Toptorjäger Fabian Klos (r.) will Bielefeld zurück in die 2. Liga schießen. FOTO: DPA
+
Toptorjäger Fabian Klos (r.) will Bielefeld zurück in die 2. Liga schießen. FOTO: DPA

Bielefeld will sich gleich absetzen

  • vonSID
    schließen

(sid). Elf gegen Elf ohne Zuschauer in der heimischen Arena - das durch die Corona-Pandemie erzwungene neue Szenario hat man beim Zweitliga-Spitzenreiter Arminia Bielefeld vor dem Restart des Fußball-Unterhauses bereits mehrfach durchgespielt. "Damit kommen unsere Spieler jetzt klar. Wir wollen positiv aus der Zwangspause rauskommen", sagte Sport-Geschäftsführer Samir Arabi.

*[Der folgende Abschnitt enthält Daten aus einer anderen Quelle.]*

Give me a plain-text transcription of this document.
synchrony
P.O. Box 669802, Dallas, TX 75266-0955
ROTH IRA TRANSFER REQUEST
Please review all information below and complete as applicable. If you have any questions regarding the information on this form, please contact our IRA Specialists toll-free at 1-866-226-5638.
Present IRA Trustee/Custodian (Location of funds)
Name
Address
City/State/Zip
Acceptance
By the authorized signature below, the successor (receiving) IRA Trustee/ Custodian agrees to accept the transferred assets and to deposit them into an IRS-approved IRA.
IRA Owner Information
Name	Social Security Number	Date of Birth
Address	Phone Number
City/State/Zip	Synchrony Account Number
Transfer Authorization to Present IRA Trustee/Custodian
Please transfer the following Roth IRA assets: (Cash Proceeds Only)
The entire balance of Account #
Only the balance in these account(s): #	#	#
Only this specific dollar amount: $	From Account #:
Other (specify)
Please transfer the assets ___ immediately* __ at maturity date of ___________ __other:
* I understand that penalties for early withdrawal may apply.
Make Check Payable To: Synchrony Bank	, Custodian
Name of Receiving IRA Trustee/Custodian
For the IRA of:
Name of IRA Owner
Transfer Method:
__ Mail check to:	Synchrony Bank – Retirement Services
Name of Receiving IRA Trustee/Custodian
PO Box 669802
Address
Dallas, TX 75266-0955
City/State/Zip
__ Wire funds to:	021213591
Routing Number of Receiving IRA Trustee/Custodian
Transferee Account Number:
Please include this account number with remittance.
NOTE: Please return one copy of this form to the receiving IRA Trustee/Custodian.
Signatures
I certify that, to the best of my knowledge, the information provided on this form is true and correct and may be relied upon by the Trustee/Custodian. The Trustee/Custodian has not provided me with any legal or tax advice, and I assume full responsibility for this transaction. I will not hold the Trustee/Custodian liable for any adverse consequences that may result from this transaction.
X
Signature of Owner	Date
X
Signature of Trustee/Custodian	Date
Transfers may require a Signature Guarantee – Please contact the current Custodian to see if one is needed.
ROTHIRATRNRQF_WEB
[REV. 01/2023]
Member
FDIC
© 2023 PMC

Eine Vorentscheidung im Dreikampf um den Bundesliga-Aufstieg erscheint durchaus möglich. Denn während die Ostwestfalen mit bislang 51 Punkten auf dem Konto am Sonntag (13.30 Uhr/Sky) den benachbarten Aufsteiger VfL Osnabrück empfangen, müssen die Verfolger VfB Stuttgart (45) beim SV Wehen Wiesbaden und der Hamburger SV (44) bei der SpVgg Greuther Fürth zeitgleich auswärts antreten.

Der in diesem Jahr noch ungeschlagene Tabellenführer möchte am liebsten da weitermachen, wo er Mitte März unfreiwillig aufhören musste. Ernsthafte Zweifel daran hat Kapitän Fabian Klos jedenfalls nicht: "Man kann nichts ausschließen, aber ich habe nicht die Sorge, dass wir einen Knick bekommen." Es wäre auch der falsche Moment, denn nur eine Woche später muss sich der Toptorjäger der Liga mit seinen Teamkollegen beim HSV beweisen. Und in der Hansestadt ist man optimistisch, mit einem Jahr Verspätung in die Erstklassigkeit zurückkehren zu können. "Wir haben jetzt fast alle Mann an Bord und den besten Kader in der zweiten Liga", sagte Kapitän Aaron Hunt. Für den Routinier hatte die Zwangspause nicht nur Nachteile: "Vor Corona hatten wir einen kleinen Hänger, aber jetzt ist alles auf null gestellt."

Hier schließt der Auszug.